The IMF last week revised its 2021 Gross Domestic Product (GDP) growth projection for Nigeria to 2.5 per cent from one per cent, this, Rewane said was “a confidence boost for the much needed investment inflows.”
He warned, however, that the snares of insecurity, hyperinflation and policy uncertainty in the country could force investors to take their funds elsewhere.

On exchange rate policy, the FDC boss argued that the nuanced interpretation of flexible or floating exchange rates by policy makers, made investors wary and was seen as a missed opportunity to embark on a unified exchange rate system.

He added that exchange rate convergence remains the sole objective of the Central Bank of Nigeria (CBN).
He, however, said the forex rationing has continued and that the I&E window was still controlled, pointing out that limited forex supply has forced manufacturers to source over 90 per cent of forex from the parallel market.

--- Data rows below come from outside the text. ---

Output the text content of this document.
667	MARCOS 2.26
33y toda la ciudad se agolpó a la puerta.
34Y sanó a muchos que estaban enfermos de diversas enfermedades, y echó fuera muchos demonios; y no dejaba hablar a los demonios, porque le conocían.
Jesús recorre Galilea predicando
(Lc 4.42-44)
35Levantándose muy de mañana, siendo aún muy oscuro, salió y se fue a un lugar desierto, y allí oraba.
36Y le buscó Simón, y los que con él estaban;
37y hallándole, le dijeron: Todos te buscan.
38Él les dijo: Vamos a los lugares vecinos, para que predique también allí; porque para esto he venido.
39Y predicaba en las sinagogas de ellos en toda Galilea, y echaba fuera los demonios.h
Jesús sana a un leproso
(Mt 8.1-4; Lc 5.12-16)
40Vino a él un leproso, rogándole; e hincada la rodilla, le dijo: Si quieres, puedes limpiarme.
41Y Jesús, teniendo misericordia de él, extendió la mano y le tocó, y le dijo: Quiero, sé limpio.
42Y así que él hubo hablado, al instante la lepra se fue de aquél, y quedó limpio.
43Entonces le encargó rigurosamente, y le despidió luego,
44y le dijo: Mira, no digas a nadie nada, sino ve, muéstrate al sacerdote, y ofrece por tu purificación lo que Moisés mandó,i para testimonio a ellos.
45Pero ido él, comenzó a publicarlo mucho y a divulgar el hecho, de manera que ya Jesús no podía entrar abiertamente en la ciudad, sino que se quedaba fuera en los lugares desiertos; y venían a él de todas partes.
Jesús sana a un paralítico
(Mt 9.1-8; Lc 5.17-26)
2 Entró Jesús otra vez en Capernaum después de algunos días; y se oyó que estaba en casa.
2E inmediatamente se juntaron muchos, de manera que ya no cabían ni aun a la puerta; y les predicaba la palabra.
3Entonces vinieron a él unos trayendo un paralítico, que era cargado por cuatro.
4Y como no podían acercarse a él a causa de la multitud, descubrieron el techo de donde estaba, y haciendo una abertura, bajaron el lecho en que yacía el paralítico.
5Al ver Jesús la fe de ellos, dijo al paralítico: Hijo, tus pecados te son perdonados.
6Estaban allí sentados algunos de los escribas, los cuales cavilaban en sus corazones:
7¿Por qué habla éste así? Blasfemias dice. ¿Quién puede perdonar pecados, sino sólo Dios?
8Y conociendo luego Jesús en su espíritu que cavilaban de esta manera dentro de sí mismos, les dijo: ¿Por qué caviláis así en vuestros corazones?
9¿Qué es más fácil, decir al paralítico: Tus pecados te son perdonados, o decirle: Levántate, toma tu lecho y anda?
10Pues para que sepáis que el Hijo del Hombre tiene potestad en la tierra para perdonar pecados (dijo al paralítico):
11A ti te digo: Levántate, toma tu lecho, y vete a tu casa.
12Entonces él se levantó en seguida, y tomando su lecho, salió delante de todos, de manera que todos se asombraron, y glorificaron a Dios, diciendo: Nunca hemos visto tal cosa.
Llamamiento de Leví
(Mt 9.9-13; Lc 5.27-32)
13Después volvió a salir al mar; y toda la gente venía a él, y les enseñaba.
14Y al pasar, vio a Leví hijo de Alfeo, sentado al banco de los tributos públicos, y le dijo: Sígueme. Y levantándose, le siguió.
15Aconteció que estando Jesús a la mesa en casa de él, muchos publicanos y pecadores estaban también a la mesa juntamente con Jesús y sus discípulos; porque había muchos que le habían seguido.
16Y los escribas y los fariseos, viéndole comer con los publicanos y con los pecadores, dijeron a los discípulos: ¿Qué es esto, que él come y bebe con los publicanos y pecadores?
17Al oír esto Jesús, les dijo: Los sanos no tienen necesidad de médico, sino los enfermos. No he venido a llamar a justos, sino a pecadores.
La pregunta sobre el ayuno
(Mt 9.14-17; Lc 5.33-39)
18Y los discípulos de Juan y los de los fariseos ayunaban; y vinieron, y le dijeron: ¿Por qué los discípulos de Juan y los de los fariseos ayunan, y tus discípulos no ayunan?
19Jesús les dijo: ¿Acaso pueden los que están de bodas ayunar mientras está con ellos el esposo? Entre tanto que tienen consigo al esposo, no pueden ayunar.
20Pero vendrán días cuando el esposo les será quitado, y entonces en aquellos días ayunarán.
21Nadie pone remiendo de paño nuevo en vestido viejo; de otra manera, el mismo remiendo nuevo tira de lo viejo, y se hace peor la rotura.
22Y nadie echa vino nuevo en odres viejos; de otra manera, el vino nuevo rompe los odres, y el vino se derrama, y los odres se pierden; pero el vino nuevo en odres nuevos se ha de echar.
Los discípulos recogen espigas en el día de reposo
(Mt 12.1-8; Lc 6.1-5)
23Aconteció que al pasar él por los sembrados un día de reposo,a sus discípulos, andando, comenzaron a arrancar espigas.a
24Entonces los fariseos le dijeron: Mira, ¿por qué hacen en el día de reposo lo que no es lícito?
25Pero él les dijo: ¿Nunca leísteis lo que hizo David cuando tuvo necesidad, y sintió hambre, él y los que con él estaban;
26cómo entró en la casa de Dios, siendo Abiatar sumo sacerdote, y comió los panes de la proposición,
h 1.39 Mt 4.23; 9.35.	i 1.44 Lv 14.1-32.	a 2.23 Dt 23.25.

FDC stated that forex intervention in the I&E window fell throughout March to an average of $66.63 million, indicating a preference for reserves accretion at the expense of exchange rate alignment, adding “So it is neither a yay nor nay situation…we take it as it is and hope for the best”.
“In all of this, the Nigerian consumer remains financially embattled. Disposable income is flat but discretionary income is sharply lower due to rising food prices, transport costs and electricity bills. Many state governments owe salary arrears and labour is on a warpath.”